Matériaux et mise en œuvre
Casapueblo a été construite de façon entièrement artisanale, sans plans préétablis ni intervention d’un cabinet d’architecture. Carlos Páez Vilaró a fait appel à des ouvriers locaux et à des techniques de maçonnerie simples, adaptées à une construction progressive. L’édifice a été bâti comme une sculpture toujours en expansion, couche après couche, en ajoutant des volumes au fil des ans. Les matériaux choisis répondent à la fois à des contraintes économiques, à une volonté esthétique et à une recherche de durabilité face aux conditions maritimes. Voici les principaux matériaux et techniques utilisés :
- Stuc à la chaux : enduit dominant, appliqué manuellement pour obtenir des courbes souples et irrégulières, tout en offrant une bonne respiration des murs.

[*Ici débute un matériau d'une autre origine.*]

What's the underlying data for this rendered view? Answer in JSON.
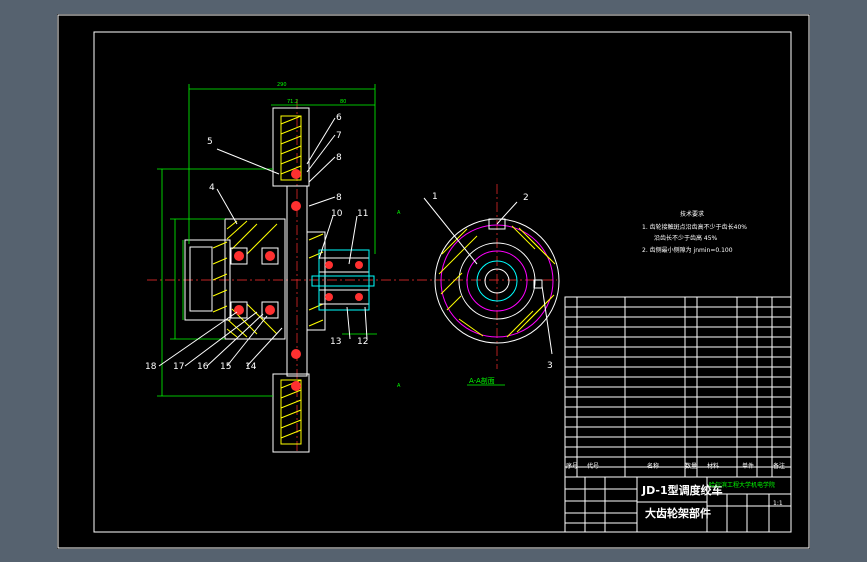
{
  "colors": {
    "background": "#56626f",
    "sheet": "#000000",
    "line": "#ffffff",
    "hatch": "#ffff00",
    "dimension": "#00ff00",
    "shaft": "#00ffff",
    "gear_circle": "#ff00ff",
    "centerline": "#ff3030"
  },
  "balloons": {
    "b1": "1",
    "b2": "2",
    "b3": "3",
    "b4": "4",
    "b5": "5",
    "b6": "6",
    "b7": "7",
    "b8a": "8",
    "b8b": "8",
    "b10": "10",
    "b11": "11",
    "b12": "12",
    "b13": "13",
    "b14": "14",
    "b15": "15",
    "b16": "16",
    "b17": "17",
    "b18": "18"
  },
  "section_label": "A-A剖面",
  "section_mark": "A",
  "tech_req": {
    "title": "技术要求",
    "line1": "1. 齿轮接触斑点沿齿高不少于齿长40%",
    "line2": "沿齿长不少于齿高 45%",
    "line3": "2. 齿侧最小侧隙为 jnmin=0.100"
  },
  "title_block": {
    "product": "JD-1型调度绞车",
    "part": "大齿轮架部件",
    "school": "哈尔滨工程大学机电学院",
    "scale": "1:1",
    "col_seq": "序号",
    "col_code": "代号",
    "col_name": "名称",
    "col_qty": "数量",
    "col_material": "材料",
    "col_weight": "单件",
    "col_note": "备注"
  }
}
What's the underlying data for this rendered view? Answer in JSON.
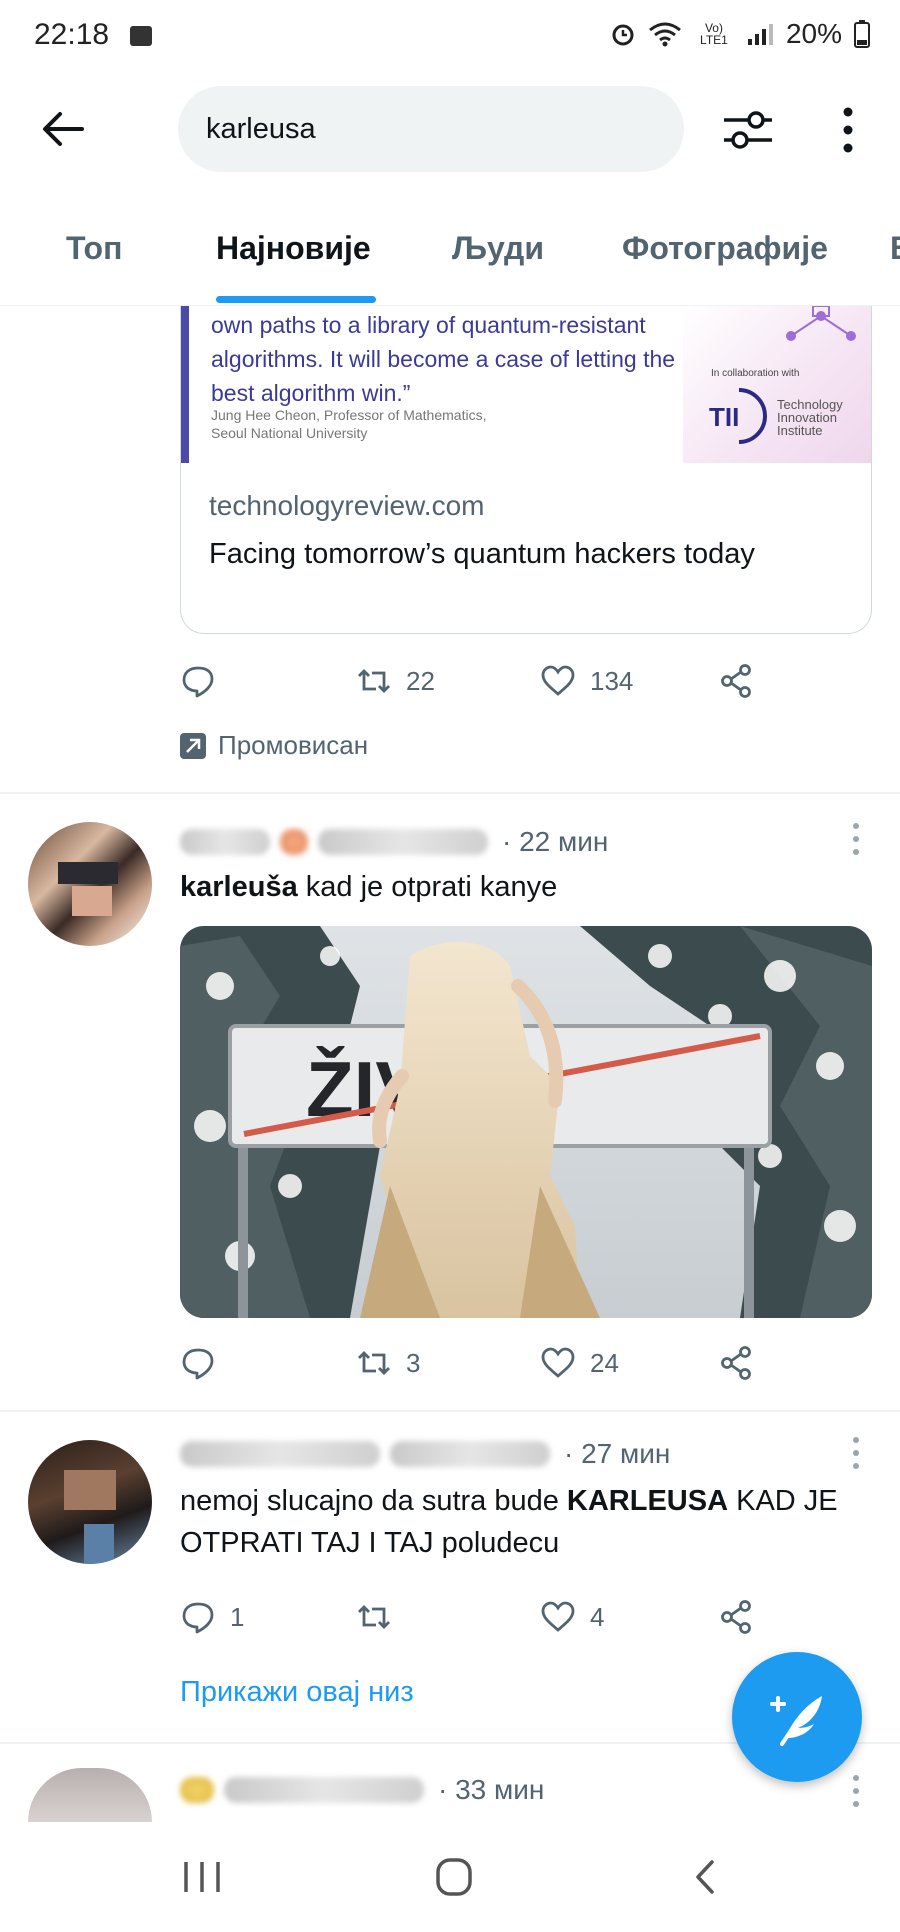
{
  "status_bar": {
    "time": "22:18",
    "network": "Vo) LTE1",
    "battery": "20%"
  },
  "search": {
    "query": "karleusa"
  },
  "tabs": [
    {
      "label": "Топ",
      "active": false
    },
    {
      "label": "Најновије",
      "active": true
    },
    {
      "label": "Људи",
      "active": false
    },
    {
      "label": "Фотографије",
      "active": false
    }
  ],
  "promo_card": {
    "quote": "own paths to a library of quantum-resistant algorithms. It will become a case of letting the best algorithm win.”",
    "author_line1": "Jung Hee Cheon, Professor of Mathematics,",
    "author_line2": "Seoul National University",
    "collab_text": "In collaboration with",
    "logo_text": "TII",
    "logo_caption": "Technology Innovation Institute",
    "domain": "technologyreview.com",
    "title": "Facing tomorrow’s quantum hackers today",
    "retweets": "22",
    "likes": "134",
    "promoted_label": "Промовисан"
  },
  "tweets": [
    {
      "time": "· 22 мин",
      "text_bold": "karleuša",
      "text_rest": " kad je otprati kanye",
      "sign_text": "ŽIVOT",
      "retweets": "3",
      "likes": "24"
    },
    {
      "time": "· 27 мин",
      "text_before": "nemoj slucajno da sutra bude ",
      "text_bold": "KARLEUSA",
      "text_after": " KAD JE OTPRATI TAJ I TAJ poludecu",
      "replies": "1",
      "likes": "4",
      "show_thread": "Прикажи овај низ"
    },
    {
      "time": "· 33 мин"
    }
  ],
  "colors": {
    "accent": "#1d9bf0",
    "text_primary": "#0f1419",
    "text_secondary": "#536471"
  }
}
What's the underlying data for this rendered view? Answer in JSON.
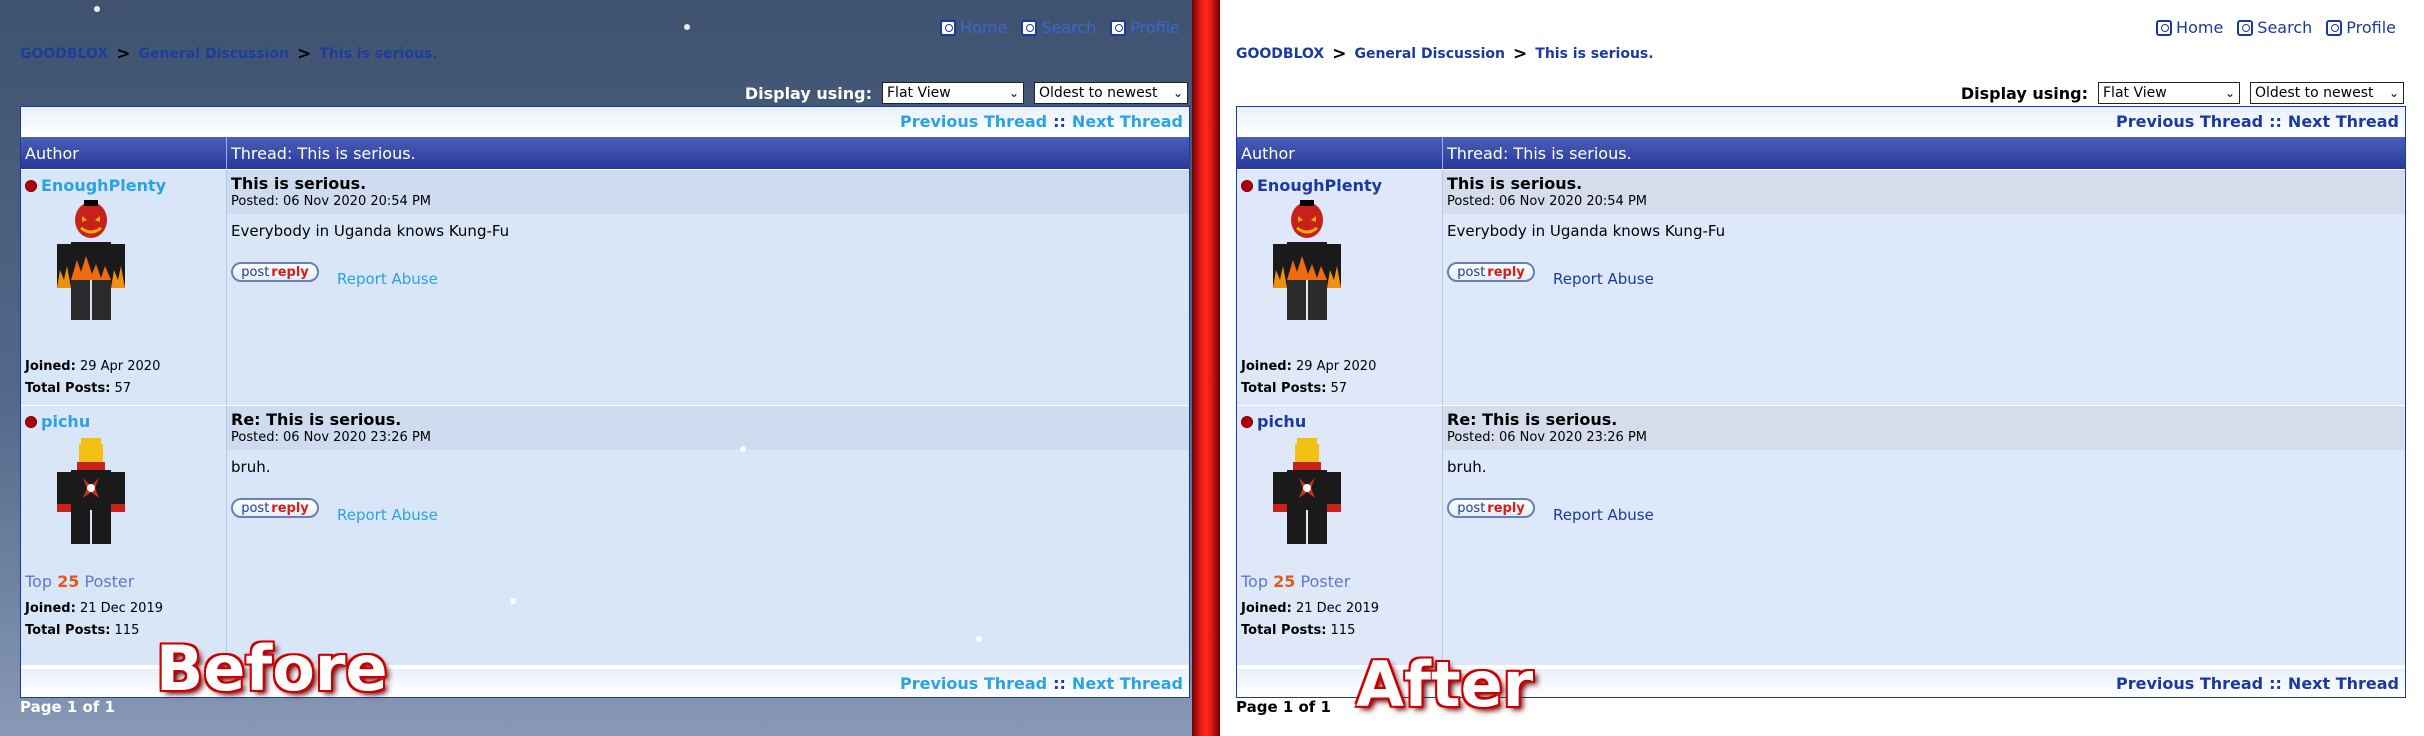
{
  "toplinks": {
    "home": "Home",
    "search": "Search",
    "profile": "Profile"
  },
  "breadcrumb": {
    "site": "GOODBLOX",
    "sep": ">",
    "forum": "General Discussion",
    "thread": "This is serious."
  },
  "controls": {
    "display_label": "Display using:",
    "display_value": "Flat View",
    "order_value": "Oldest to newest"
  },
  "nav": {
    "prev": "Previous Thread",
    "sep": "::",
    "next": "Next Thread"
  },
  "header": {
    "author": "Author",
    "thread": "Thread: This is serious."
  },
  "posts": [
    {
      "username": "EnoughPlenty",
      "subject": "This is serious.",
      "posted": "Posted: 06 Nov 2020 20:54 PM",
      "message": "Everybody in Uganda knows Kung-Fu",
      "joined_label": "Joined:",
      "joined": "29 Apr 2020",
      "posts_label": "Total Posts:",
      "total_posts": "57",
      "rank": ""
    },
    {
      "username": "pichu",
      "subject": "Re: This is serious.",
      "posted": "Posted: 06 Nov 2020 23:26 PM",
      "message": "bruh.",
      "joined_label": "Joined:",
      "joined": "21 Dec 2019",
      "posts_label": "Total Posts:",
      "total_posts": "115",
      "rank_pre": "Top",
      "rank_num": "25",
      "rank_post": "Poster"
    }
  ],
  "reply": {
    "part1": "post",
    "part2": "reply"
  },
  "report": "Report Abuse",
  "pageinfo": "Page 1 of 1",
  "labels": {
    "before": "Before",
    "after": "After"
  },
  "colors": {
    "accent_blue": "#1b3aa0",
    "header_blue": "#27399a",
    "before_link": "#2aa3e0",
    "divider_red": "#e01818"
  }
}
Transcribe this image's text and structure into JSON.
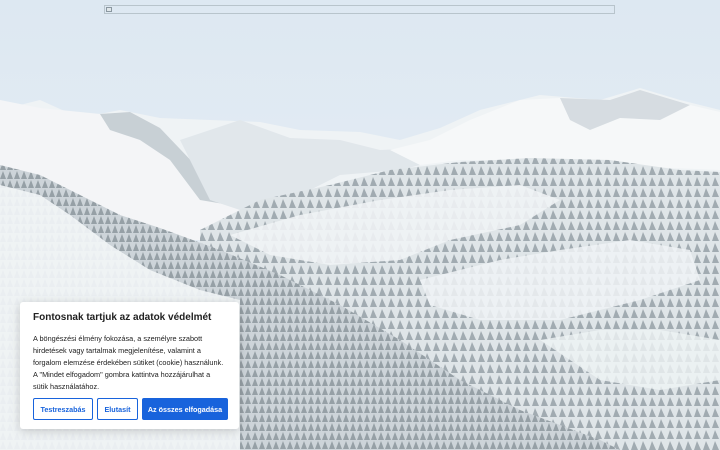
{
  "consent": {
    "title": "Fontosnak tartjuk az adatok védelmét",
    "body": "A böngészési élmény fokozása, a személyre szabott hirdetések vagy tartalmak megjelenítése, valamint a forgalom elemzése érdekében sütiket (cookie) használunk. A \"Mindet elfogadom\" gombra kattintva hozzájárulhat a sütik használatához.",
    "customize_label": "Testreszabás",
    "reject_label": "Elutasít",
    "accept_all_label": "Az összes elfogadása",
    "accent_color": "#1863dc"
  },
  "background": {
    "icon": "snowy-mountain-landscape"
  },
  "header": {
    "logo_icon": "broken-image-icon"
  }
}
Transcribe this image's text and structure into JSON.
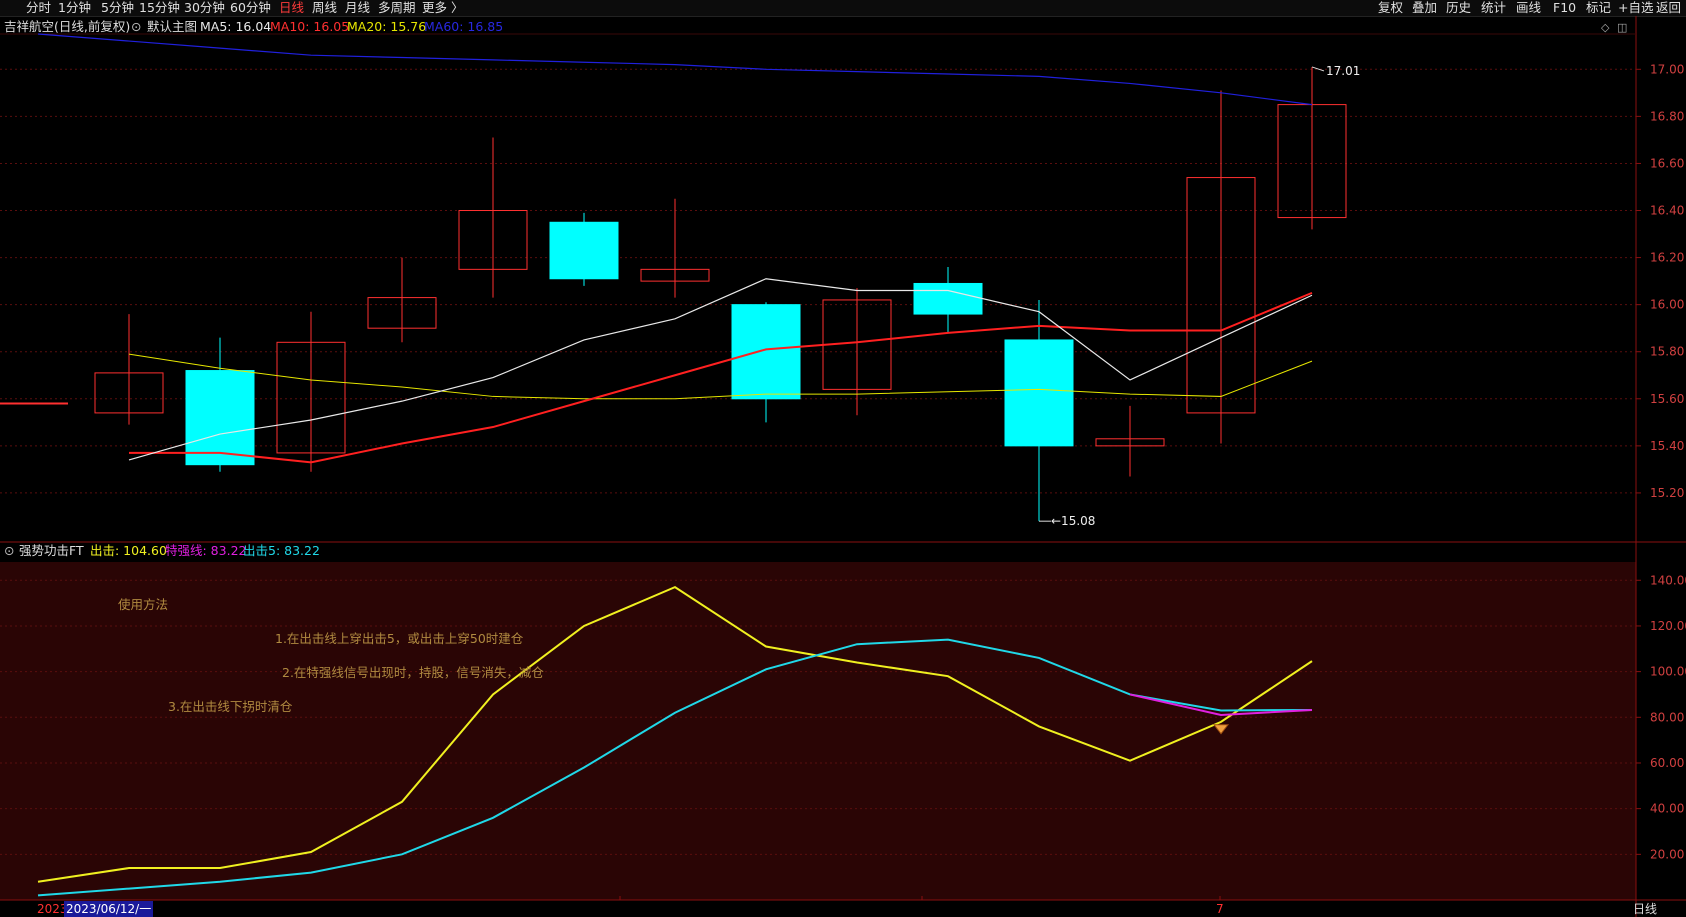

- Ciment et sable marin : base structurelle pour les murs et escaliers, facile à travailler.
- Pierres locales : intégrées aux fondations pour stabiliser la construction sur la pente rocheuse.
- Bois récupéré : utilisé au début du projet, pour « La Pionera », avant l’extension en maçonnerie.
- Peinture blanche au lait de chaux : choix esthétique fort, mais aussi utilitaire car elle protège contre l’humidité saline et réfléchit la lumière. Elle épouse chaque courbe et unifie l’ensemble.
- Assemblage manuel : construction progressive sans lignes droites, façonnée au gré de l’artiste et du relief du terrain. Chaque ajout s’est fait à l’œil, sans jamais rien mesurer.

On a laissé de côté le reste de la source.